When I search for the keyword
lamb
, I find several verses in Revelation and the gospel of John: “All inhabitants of the earth will worship the beast—all whose names have not been written in the book of life belonging to the Lamb that was slain from the creation of the world.” “In a loud voice they sang: ‘Worthy is the Lamb, who was slain, to receive power and wealth and wisdom and strength and honor and glory and praise!’” And, “When he saw Jesus passing by, he said, ‘Look, the Lamb of God!’”

I send the links to my phone and print them and put the list in my pocket. I’m not sure how I will use them, but I feel they are important.

Finally, a knock comes at the door. I fling open the door and am surprised, not by who I see, but what I see. As expected, there stand Mike and Stacie. The surprise is Stacie. She is wearing a baseball cap with her hair pulled back, simple gold earrings, and a peach sweater. She looks stunning. For a moment, I stand and stare. In that moment, I know I love her, and I know what I need to do.

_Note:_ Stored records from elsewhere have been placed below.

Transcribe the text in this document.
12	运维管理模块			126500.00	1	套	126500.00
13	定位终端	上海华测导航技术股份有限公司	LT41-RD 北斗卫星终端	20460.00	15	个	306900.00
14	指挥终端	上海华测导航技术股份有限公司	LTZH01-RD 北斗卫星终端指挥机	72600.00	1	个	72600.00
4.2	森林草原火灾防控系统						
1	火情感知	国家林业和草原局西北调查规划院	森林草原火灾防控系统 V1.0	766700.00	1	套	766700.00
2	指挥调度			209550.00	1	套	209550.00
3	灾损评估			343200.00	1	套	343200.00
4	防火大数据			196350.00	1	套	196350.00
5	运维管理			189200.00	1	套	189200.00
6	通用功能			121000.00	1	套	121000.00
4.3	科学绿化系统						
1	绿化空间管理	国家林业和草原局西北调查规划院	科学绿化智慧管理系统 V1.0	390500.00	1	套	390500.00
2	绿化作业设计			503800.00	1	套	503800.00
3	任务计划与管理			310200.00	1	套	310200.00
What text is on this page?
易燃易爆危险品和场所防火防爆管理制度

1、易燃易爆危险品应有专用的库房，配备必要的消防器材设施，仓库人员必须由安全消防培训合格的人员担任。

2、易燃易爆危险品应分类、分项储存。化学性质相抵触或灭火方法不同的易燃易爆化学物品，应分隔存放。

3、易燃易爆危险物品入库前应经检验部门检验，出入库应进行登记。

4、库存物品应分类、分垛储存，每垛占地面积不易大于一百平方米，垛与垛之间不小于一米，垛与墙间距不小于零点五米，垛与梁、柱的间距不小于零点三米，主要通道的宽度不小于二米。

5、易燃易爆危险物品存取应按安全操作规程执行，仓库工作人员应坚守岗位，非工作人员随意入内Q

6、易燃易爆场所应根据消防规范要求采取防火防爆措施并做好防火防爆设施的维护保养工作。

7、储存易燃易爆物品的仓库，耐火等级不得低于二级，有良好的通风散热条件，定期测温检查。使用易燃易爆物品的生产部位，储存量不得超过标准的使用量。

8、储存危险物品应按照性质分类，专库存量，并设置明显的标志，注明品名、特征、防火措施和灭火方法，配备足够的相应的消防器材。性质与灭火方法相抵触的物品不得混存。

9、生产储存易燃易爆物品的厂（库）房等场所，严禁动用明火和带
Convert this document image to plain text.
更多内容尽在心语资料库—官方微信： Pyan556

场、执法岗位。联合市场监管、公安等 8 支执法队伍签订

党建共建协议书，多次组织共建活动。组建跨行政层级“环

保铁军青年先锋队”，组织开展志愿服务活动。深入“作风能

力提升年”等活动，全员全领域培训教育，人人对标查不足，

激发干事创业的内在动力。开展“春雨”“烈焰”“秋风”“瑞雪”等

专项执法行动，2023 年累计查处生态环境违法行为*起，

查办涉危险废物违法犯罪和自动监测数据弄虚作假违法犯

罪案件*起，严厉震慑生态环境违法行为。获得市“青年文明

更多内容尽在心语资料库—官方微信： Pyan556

“Can we come in?” Mike asks.

“Please. Please!” I say with eagerness. “Please have a seat. I need to tell you everything.”

They sit on the couch with a hint of suspicion, curiosity, and intrigue in their eyes. Then I look Stacie in the eye and blurt out the one thing I never thought I would say, or at least say and actually mean it.

“Stacie, I am completely captivated by you. I don’t know what to do or say around you, and that’s something that has never happened to me.”

I can see she’s feeling awkward at my confession. She slowly slides into the corner of the couch, but her eyes never leave mine. So I continue.

“I now know what it means to be in love with someone. I wanted to tell you that before . . .” My voice trails away with that thought. I can’t believe I’m saying this. It’s as if I’m watching myself say it.

“Before?” Mike asks.

“Before I do the right thing,” I say. “See, I didn’t call you both over here just to tell you how I feel about Stacie. That’s certainly uncomfortable with you around. But I have to tell you everything, especially after this morning. I’m not sure if you’ll believe me, but it’s the truth and you need to hear it.”

I tell them everything. It all comes out. Everything that has happened over the last couple of months. I tell them about waking up in Satan’s lair and being surrounded by demons. I tell them of the worship service the demons were performing for Satan, the booming voice that thundered around the walls, and Satan’s poisonous words to me. I tell them of the conversation I had with Satan, about my disgusting appearance, and how Satan told me I wasn’t good enough for God. Mike tries to interrupt me with a reference to the price that Jesus paid and grace, but I stop him so I can finish everything without forgetting any details. I tell them Satan’s comments that the Lamb is still protecting me and how it all came together when I heard the whispers this morning. I explain that the puzzle is coming together, and the missing piece is the question about my dad. Mike is right. That will be the test. I tell them how I continue to get pulled back to visit with Satan, and how I can see demons in the eyes of people at the university and on the street and in restaurants.